SAR’s Academic Freedom Monitoring Project investigates and reports attacks on higher education with the aim of raising awareness, generating advocacy, and increasing protection for scholars, students, and academic communities. Learn more.

Date of Incident: October 15, 2019

Attack Types: Imprisonment | Prosecution

Institution(s):Finnish Meteorological Institute

Region & Country:Eastern Asia | China

New or Ongoing:New Incident

On October 15, 2019, Chinese authorities reportedly detained Wang Zhan (王展), a postdoctoral researcher in meteorology at the Finnish Meteorological Institute (FMI), apparently based on alleged online expression.

According to Chinese-language media sources, authorities detained Wang upon his entry to China for a personal visit. He was then transferred to a detention center in Shenyang. Authorities are reportedly holding Wang for “subversion of state power;” however, they have not publicly confirmed this nor have they disclosed the evidentiary basis for Wang’s detention. Media sources as well as a website advocating for his release speculate that Wang was targeted for alleged online expression advocating for the independence of Manchuria, areas of Northeastern China that fell under various states’ control during the first half of the twentieth century. If convicted on a charge of “subverting state power,” Wang could face up to ten years’ imprisonment.
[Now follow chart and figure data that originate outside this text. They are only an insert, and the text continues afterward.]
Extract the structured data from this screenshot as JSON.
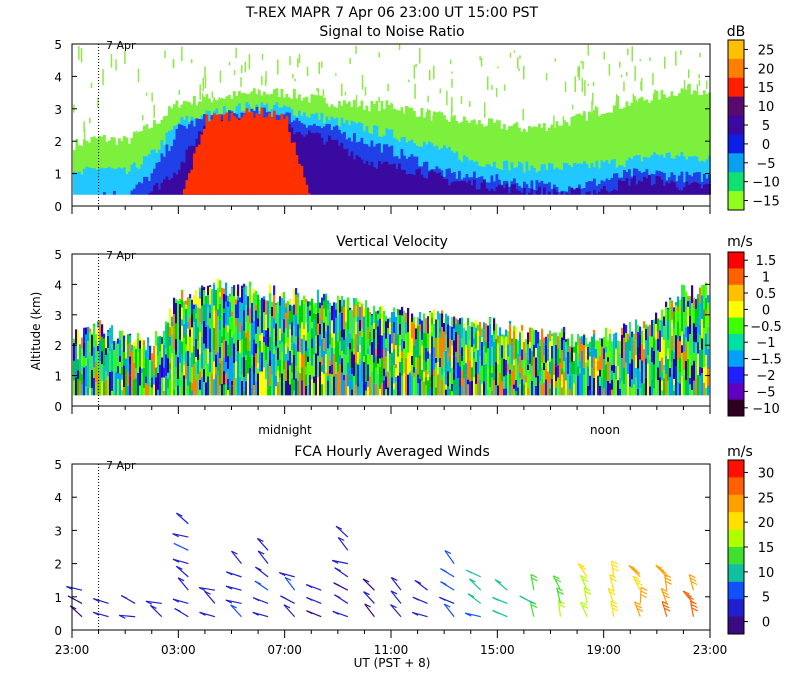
{
  "title": "T-REX  MAPR  7 Apr 06  23:00 UT  15:00  PST",
  "chart_data": [
    {
      "type": "heatmap",
      "title": "Signal to Noise Ratio",
      "ylim": [
        0,
        5
      ],
      "yticks": [
        "0",
        "1",
        "2",
        "3",
        "4",
        "5"
      ],
      "marker": "7 Apr",
      "colorbar": {
        "unit": "dB",
        "labels": [
          "25",
          "20",
          "15",
          "10",
          "5",
          "0",
          "−5",
          "−10",
          "−15"
        ],
        "colors": [
          "#ffc000",
          "#ff8000",
          "#ff2000",
          "#5a0a6e",
          "#3a0aa0",
          "#0a1ee6",
          "#0aa0f0",
          "#10e070",
          "#90ff20"
        ]
      },
      "layers": [
        {
          "name": "green",
          "color": "#7cf03c",
          "base": [
            1.9,
            2.1,
            2.0,
            2.5,
            3.2,
            3.3,
            3.4,
            3.5,
            3.5,
            3.3,
            3.2,
            3.1,
            3.1,
            2.9,
            2.7,
            2.6,
            2.5,
            2.4,
            2.5,
            2.7,
            3.0,
            3.2,
            3.4,
            3.6
          ]
        },
        {
          "name": "cyan",
          "color": "#20c8ff",
          "base": [
            0.9,
            1.2,
            1.0,
            1.6,
            2.6,
            2.8,
            3.0,
            3.1,
            3.0,
            2.8,
            2.6,
            2.4,
            2.2,
            2.0,
            1.7,
            1.4,
            1.3,
            1.2,
            1.2,
            1.2,
            1.3,
            1.4,
            1.6,
            1.5
          ]
        },
        {
          "name": "blue",
          "color": "#2040e8",
          "base": [
            0.0,
            0.4,
            0.3,
            1.0,
            2.4,
            2.7,
            2.8,
            2.9,
            2.8,
            2.5,
            2.3,
            2.0,
            1.7,
            1.4,
            1.0,
            0.9,
            0.8,
            0.7,
            0.6,
            0.6,
            0.8,
            1.0,
            1.0,
            0.9
          ]
        },
        {
          "name": "purple",
          "color": "#3a0aa0",
          "base": [
            0.0,
            0.0,
            0.0,
            0.5,
            1.2,
            2.6,
            2.6,
            2.7,
            2.4,
            2.2,
            1.9,
            1.4,
            1.2,
            1.1,
            0.8,
            0.7,
            0.6,
            0.5,
            0.4,
            0.4,
            0.5,
            0.8,
            0.8,
            0.6
          ]
        },
        {
          "name": "red",
          "color": "#ff3000",
          "base": [
            0,
            0,
            0,
            0,
            0,
            2.7,
            2.8,
            2.9,
            2.7,
            0,
            0,
            0,
            0,
            0,
            0,
            0,
            0,
            0,
            0,
            0,
            0,
            0,
            0,
            0
          ]
        }
      ]
    },
    {
      "type": "heatmap",
      "title": "Vertical Velocity",
      "ylabel": "Altitude (km)",
      "ylim": [
        0,
        5
      ],
      "yticks": [
        "0",
        "1",
        "2",
        "3",
        "4",
        "5"
      ],
      "marker": "7 Apr",
      "xmarks": [
        "midnight",
        "noon"
      ],
      "colorbar": {
        "unit": "m/s",
        "labels": [
          "1.5",
          "1",
          "0.5",
          "0",
          "−0.5",
          "−1",
          "−1.5",
          "−2",
          "−5",
          "−10"
        ],
        "colors": [
          "#ff0000",
          "#ff6000",
          "#ffc000",
          "#ffff00",
          "#40ff00",
          "#00e0a0",
          "#00a0ff",
          "#2020ff",
          "#6000c0",
          "#300020"
        ]
      },
      "tops": [
        2.2,
        2.6,
        2.2,
        2.0,
        3.6,
        3.9,
        3.9,
        3.8,
        3.6,
        3.6,
        3.4,
        3.2,
        3.0,
        3.0,
        2.9,
        2.7,
        2.6,
        2.4,
        2.4,
        2.2,
        2.3,
        2.5,
        3.0,
        3.8
      ],
      "palette": [
        "#00d000",
        "#20ff20",
        "#ffff00",
        "#00a0ff",
        "#2020ff",
        "#ff8000",
        "#40e060",
        "#60ff00",
        "#10c0c0",
        "#3000a0"
      ]
    },
    {
      "type": "scatter",
      "title": "FCA Hourly Averaged Winds",
      "ylim": [
        0,
        5
      ],
      "yticks": [
        "0",
        "1",
        "2",
        "3",
        "4",
        "5"
      ],
      "marker": "7 Apr",
      "xlabel": "UT  (PST + 8)",
      "xticks": [
        "23:00",
        "03:00",
        "07:00",
        "11:00",
        "15:00",
        "19:00",
        "23:00"
      ],
      "colorbar": {
        "unit": "m/s",
        "labels": [
          "30",
          "25",
          "20",
          "15",
          "10",
          "5",
          "0"
        ],
        "colors": [
          "#ff1000",
          "#ff6000",
          "#ffa000",
          "#ffe000",
          "#b0ff00",
          "#40e030",
          "#10c0a0",
          "#1050ff",
          "#2020d0",
          "#3a0a80"
        ]
      },
      "barbs": {
        "hours": [
          0,
          1,
          2,
          3,
          4,
          5,
          6,
          7,
          8,
          9,
          10,
          11,
          12,
          13,
          14,
          15,
          16,
          17,
          18,
          19,
          20,
          21,
          22,
          23
        ],
        "levels": [
          0.4,
          0.8,
          1.2,
          1.6,
          2.0,
          2.4,
          2.8,
          3.2
        ],
        "speed": [
          2,
          3,
          4,
          5,
          5,
          5,
          5,
          5,
          5,
          4,
          4,
          4,
          5,
          5,
          7,
          9,
          11,
          13,
          15,
          18,
          20,
          22,
          24,
          24
        ],
        "top": [
          1.4,
          0.9,
          0.9,
          1.1,
          3.4,
          1.5,
          2.2,
          2.5,
          1.6,
          1.2,
          2.8,
          1.5,
          1.3,
          1.5,
          2.0,
          1.9,
          1.5,
          1.4,
          1.2,
          1.6,
          1.7,
          1.7,
          1.7,
          1.2
        ]
      }
    }
  ]
}
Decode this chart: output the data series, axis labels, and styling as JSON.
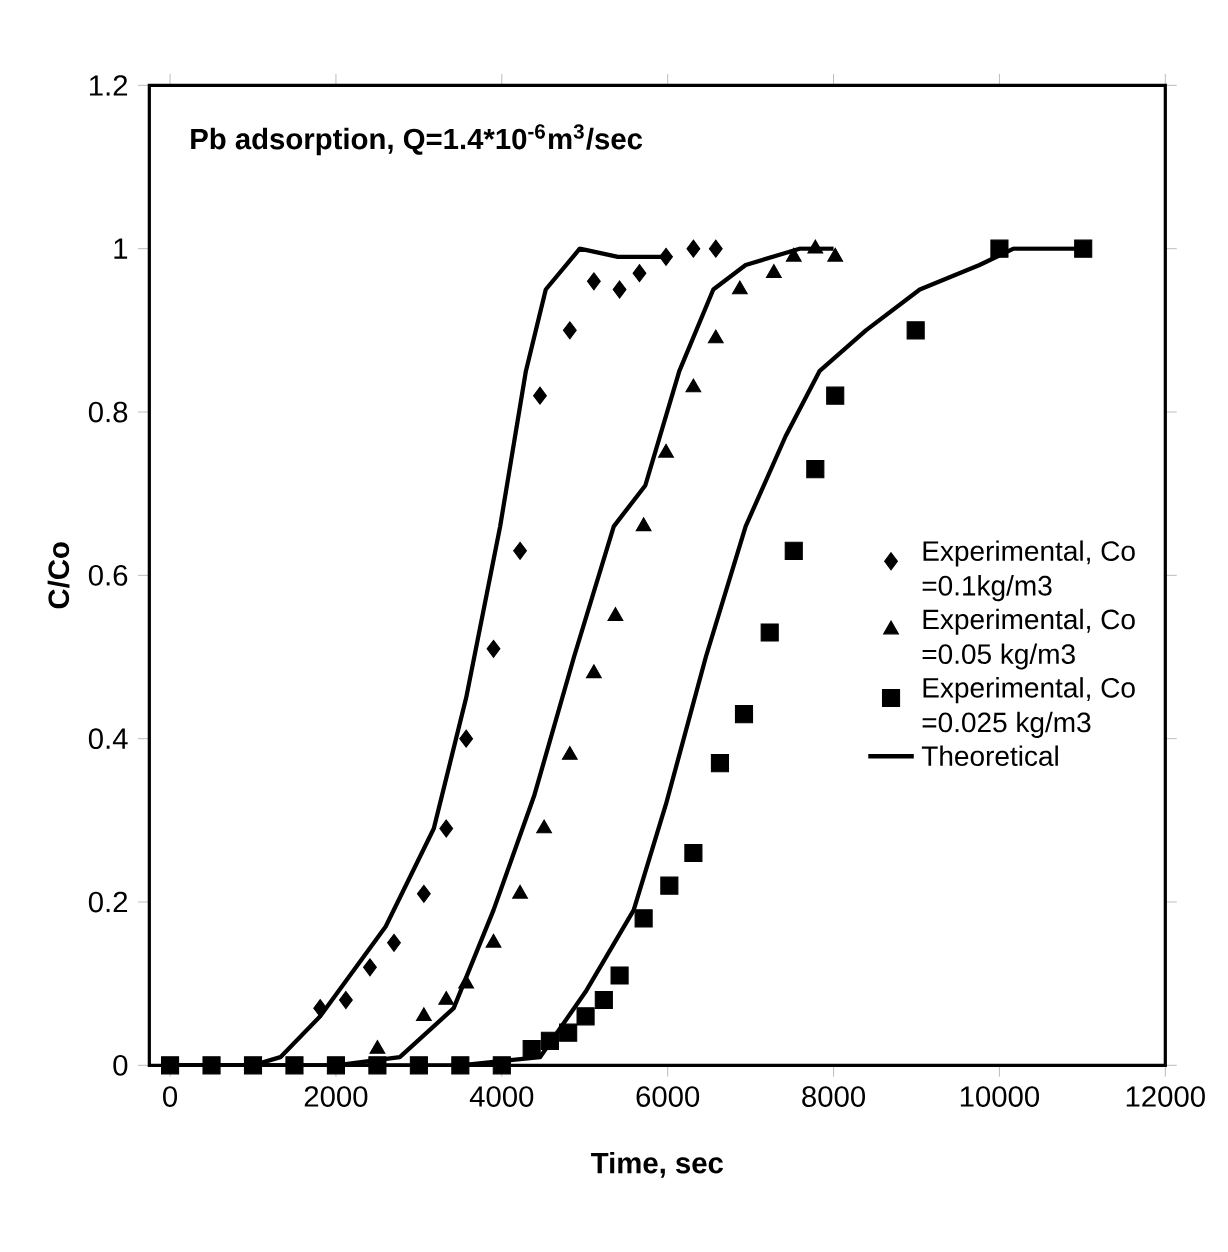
{
  "chart_data": {
    "type": "scatter",
    "title": "Pb adsorption, Q=1.4*10$^{-6}$m$^{3}$/sec",
    "xlabel": "Time, sec",
    "ylabel": "C/Co",
    "xlim": [
      -250,
      12000
    ],
    "ylim": [
      0,
      1.2
    ],
    "xticks": [
      0,
      2000,
      4000,
      6000,
      8000,
      10000,
      12000
    ],
    "yticks": [
      0,
      0.2,
      0.4,
      0.6,
      0.8,
      1,
      1.2
    ],
    "legend": "right",
    "grid": false,
    "series": [
      {
        "name": "Experimental, Co =0.1kg/m3",
        "marker": "diamond",
        "color": "#000000",
        "x": [
          1810,
          2120,
          2410,
          2700,
          3060,
          3330,
          3570,
          3900,
          4220,
          4460,
          4820,
          5110,
          5420,
          5660,
          5980,
          6310,
          6580
        ],
        "values": [
          0.07,
          0.08,
          0.12,
          0.15,
          0.21,
          0.29,
          0.4,
          0.51,
          0.63,
          0.82,
          0.9,
          0.96,
          0.95,
          0.97,
          0.99,
          1.0,
          1.0
        ]
      },
      {
        "name": "Experimental, Co =0.05 kg/m3",
        "marker": "triangle",
        "color": "#000000",
        "x": [
          2500,
          3060,
          3330,
          3570,
          3900,
          4220,
          4510,
          4820,
          5110,
          5370,
          5710,
          5980,
          6310,
          6580,
          6870,
          7280,
          7520,
          7780,
          8020
        ],
        "values": [
          0.02,
          0.06,
          0.08,
          0.1,
          0.15,
          0.21,
          0.29,
          0.38,
          0.48,
          0.55,
          0.66,
          0.75,
          0.83,
          0.89,
          0.95,
          0.97,
          0.99,
          1.0,
          0.99
        ]
      },
      {
        "name": "Experimental, Co =0.025 kg/m3",
        "marker": "square",
        "color": "#000000",
        "x": [
          0,
          500,
          1000,
          1500,
          2000,
          2500,
          3000,
          3500,
          4000,
          4360,
          4580,
          4800,
          5010,
          5230,
          5420,
          5710,
          6020,
          6310,
          6630,
          6920,
          7230,
          7520,
          7780,
          8020,
          8990,
          10000,
          11010
        ],
        "values": [
          0,
          0,
          0,
          0,
          0,
          0,
          0,
          0,
          0,
          0.02,
          0.03,
          0.04,
          0.06,
          0.08,
          0.11,
          0.18,
          0.22,
          0.26,
          0.37,
          0.43,
          0.53,
          0.63,
          0.73,
          0.82,
          0.9,
          1.0,
          1.0
        ]
      },
      {
        "name": "Theoretical",
        "type": "line",
        "marker": "none",
        "color": "#000000",
        "x": [
          0,
          1000,
          1330,
          1810,
          2600,
          3180,
          3570,
          3980,
          4290,
          4530,
          4940,
          5400,
          6000
        ],
        "values": [
          0,
          0,
          0.01,
          0.06,
          0.17,
          0.29,
          0.45,
          0.66,
          0.85,
          0.95,
          1.0,
          0.99,
          0.99
        ]
      },
      {
        "type": "line",
        "marker": "none",
        "color": "#000000",
        "x": [
          0,
          2000,
          2770,
          3420,
          3900,
          4390,
          4870,
          5350,
          5730,
          6140,
          6550,
          6940,
          7590,
          8000
        ],
        "values": [
          0,
          0,
          0.01,
          0.07,
          0.19,
          0.33,
          0.5,
          0.66,
          0.71,
          0.85,
          0.95,
          0.98,
          1.0,
          1.0
        ]
      },
      {
        "type": "line",
        "marker": "none",
        "color": "#000000",
        "x": [
          0,
          3500,
          4460,
          5010,
          5590,
          5980,
          6460,
          6940,
          7420,
          7830,
          8390,
          9040,
          9760,
          10170,
          11010
        ],
        "values": [
          0,
          0,
          0.01,
          0.09,
          0.19,
          0.32,
          0.5,
          0.66,
          0.77,
          0.85,
          0.9,
          0.95,
          0.98,
          1.0,
          1.0
        ]
      }
    ]
  }
}
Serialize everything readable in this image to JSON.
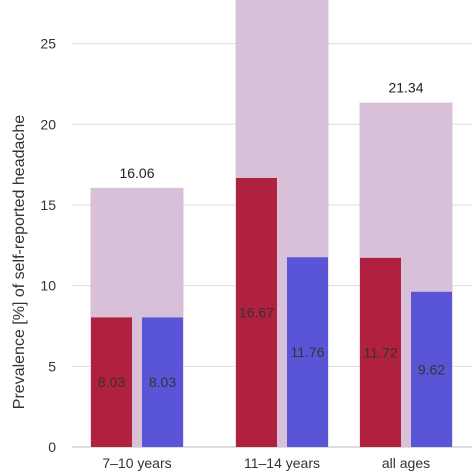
{
  "chart_data": {
    "type": "bar",
    "ylabel": "Prevalence [%] of self-reported headache",
    "ylim": [
      0,
      27.7
    ],
    "yticks": [
      0,
      5,
      10,
      15,
      20,
      25
    ],
    "grid": true,
    "categories": [
      "7–10 years",
      "11–14 years",
      "all ages"
    ],
    "total": {
      "values": [
        16.06,
        27.7,
        21.34
      ],
      "labels": [
        "16.06",
        "",
        "21.34"
      ],
      "color": "#d8c0d8"
    },
    "series": [
      {
        "values": [
          8.03,
          16.67,
          11.72
        ],
        "labels": [
          "8.03",
          "16.67",
          "11.72"
        ],
        "color": "#b0203f"
      },
      {
        "values": [
          8.03,
          11.76,
          9.62
        ],
        "labels": [
          "8.03",
          "11.76",
          "9.62"
        ],
        "color": "#5a55d6"
      }
    ]
  }
}
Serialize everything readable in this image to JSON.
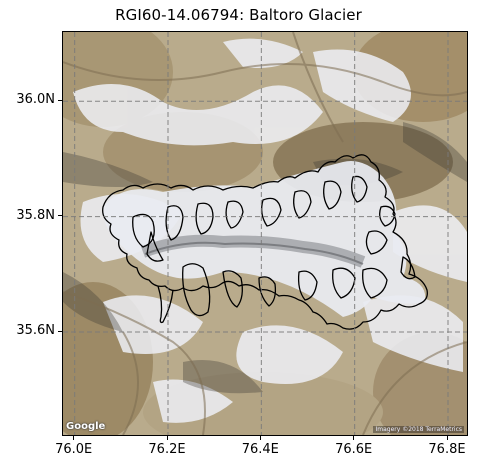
{
  "title": "RGI60-14.06794: Baltoro Glacier",
  "map": {
    "x_axis": {
      "ticks": [
        {
          "value": 76.0,
          "label": "76.0E"
        },
        {
          "value": 76.2,
          "label": "76.2E"
        },
        {
          "value": 76.4,
          "label": "76.4E"
        },
        {
          "value": 76.6,
          "label": "76.6E"
        },
        {
          "value": 76.8,
          "label": "76.8E"
        }
      ],
      "range": [
        75.975,
        76.845
      ]
    },
    "y_axis": {
      "ticks": [
        {
          "value": 36.0,
          "label": "36.0N"
        },
        {
          "value": 35.8,
          "label": "35.8N"
        },
        {
          "value": 35.6,
          "label": "35.6N"
        }
      ],
      "range": [
        35.418,
        36.12
      ]
    },
    "grid": "dashed",
    "basemap": "satellite imagery",
    "attribution": {
      "logo": "Google",
      "imagery": "Imagery ©2018 TerraMetrics"
    },
    "outline_color": "#000000"
  }
}
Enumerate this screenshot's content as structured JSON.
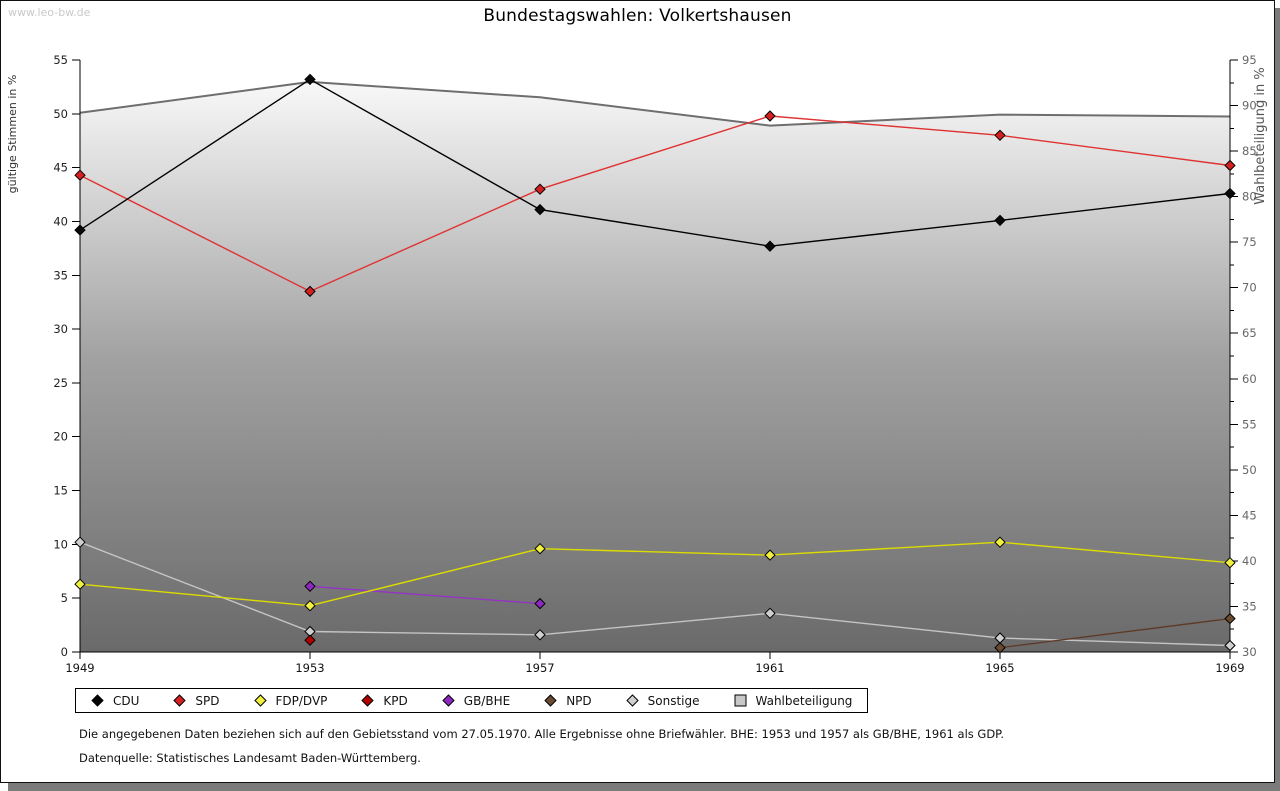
{
  "watermark": "www.leo-bw.de",
  "title": "Bundestagswahlen: Volkertshausen",
  "footnotes": {
    "line1": "Die angegebenen Daten beziehen sich auf den Gebietsstand vom 27.05.1970. Alle Ergebnisse ohne Briefwähler. BHE: 1953 und 1957 als GB/BHE, 1961 als GDP.",
    "line2": "Datenquelle: Statistisches Landesamt Baden-Württemberg."
  },
  "legend": {
    "items": [
      {
        "label": "CDU",
        "marker": "diamond",
        "color": "#000000"
      },
      {
        "label": "SPD",
        "marker": "diamond",
        "color": "#d42020"
      },
      {
        "label": "FDP/DVP",
        "marker": "diamond",
        "color": "#f0f040"
      },
      {
        "label": "KPD",
        "marker": "diamond",
        "color": "#b00000"
      },
      {
        "label": "GB/BHE",
        "marker": "diamond",
        "color": "#8c28c0"
      },
      {
        "label": "NPD",
        "marker": "diamond",
        "color": "#6b4a30"
      },
      {
        "label": "Sonstige",
        "marker": "diamond",
        "color": "#cfcfcf"
      },
      {
        "label": "Wahlbeteiligung",
        "marker": "square",
        "color": "#c8c8c8"
      }
    ]
  },
  "chart_data": {
    "type": "line",
    "title": "Bundestagswahlen: Volkertshausen",
    "x": [
      1949,
      1953,
      1957,
      1961,
      1965,
      1969
    ],
    "left_axis": {
      "label": "gültige Stimmen in %",
      "min": 0,
      "max": 55,
      "ticks": [
        0,
        5,
        10,
        15,
        20,
        25,
        30,
        35,
        40,
        45,
        50,
        55
      ]
    },
    "right_axis": {
      "label": "Wahlbeteiligung in %",
      "min": 30,
      "max": 95,
      "ticks": [
        30,
        35,
        40,
        45,
        50,
        55,
        60,
        65,
        70,
        75,
        80,
        85,
        90,
        95
      ],
      "minor_ticks": [
        32.5,
        37.5,
        42.5,
        47.5,
        52.5,
        57.5,
        62.5,
        67.5,
        72.5,
        77.5,
        82.5,
        87.5,
        92.5
      ]
    },
    "grid": false,
    "legend_position": "bottom",
    "series": [
      {
        "name": "Wahlbeteiligung",
        "axis": "right",
        "area": true,
        "color": "#6e6e6e",
        "marker_fill": "#c8c8c8",
        "values": [
          89.2,
          92.6,
          90.9,
          87.8,
          89.0,
          88.8
        ]
      },
      {
        "name": "Sonstige",
        "axis": "left",
        "color": "#c4c4c4",
        "marker_fill": "#cfcfcf",
        "values": [
          10.2,
          1.9,
          1.6,
          3.6,
          1.3,
          0.6
        ]
      },
      {
        "name": "NPD",
        "axis": "left",
        "color": "#5f3a28",
        "marker_fill": "#6b4a30",
        "values": [
          null,
          null,
          null,
          null,
          0.4,
          3.1
        ]
      },
      {
        "name": "GB/BHE",
        "axis": "left",
        "color": "#9632c8",
        "marker_fill": "#8c28c0",
        "values": [
          null,
          6.1,
          4.5,
          null,
          null,
          null
        ]
      },
      {
        "name": "KPD",
        "axis": "left",
        "color": "#b00000",
        "marker_fill": "#b00000",
        "values": [
          null,
          1.1,
          null,
          null,
          null,
          null
        ]
      },
      {
        "name": "FDP/DVP",
        "axis": "left",
        "color": "#dcdc00",
        "marker_fill": "#f0f040",
        "values": [
          6.3,
          4.3,
          9.6,
          9.0,
          10.2,
          8.3
        ]
      },
      {
        "name": "SPD",
        "axis": "left",
        "color": "#e03232",
        "marker_fill": "#d42020",
        "values": [
          44.3,
          33.5,
          43.0,
          49.8,
          48.0,
          45.2
        ]
      },
      {
        "name": "CDU",
        "axis": "left",
        "color": "#000000",
        "marker_fill": "#0a0a0a",
        "values": [
          39.2,
          53.2,
          41.1,
          37.7,
          40.1,
          42.6
        ]
      }
    ]
  }
}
Wang has worked at the FMI since February 2019, according to his LinkedIn account. He reportedly specializes in terrestrial modeling, vegetation dynamics, and climate studies.

Scholars at Risk is concerned about the arbitrary detention and incarceration of a scholar in apparent retaliation for the nonviolent exercise of the right to freedom of expression — conduct that is expressly protected under international human rights instruments including the Universal Declaration of Human Rights and the International Covenant for Civil and Political Rights, to which China is a signatory. State authorities have an obligation to refrain from restricting, retaliating against, or otherwise interfering with the nonviolent exercise of freedom of expression. In addition to the harm to the immediate victim, such incidents have a chilling effect on academic freedom and undermine democratic society generally.

Correction: An earlier version of this report first named Wang Zhan as “Zhan Wang.”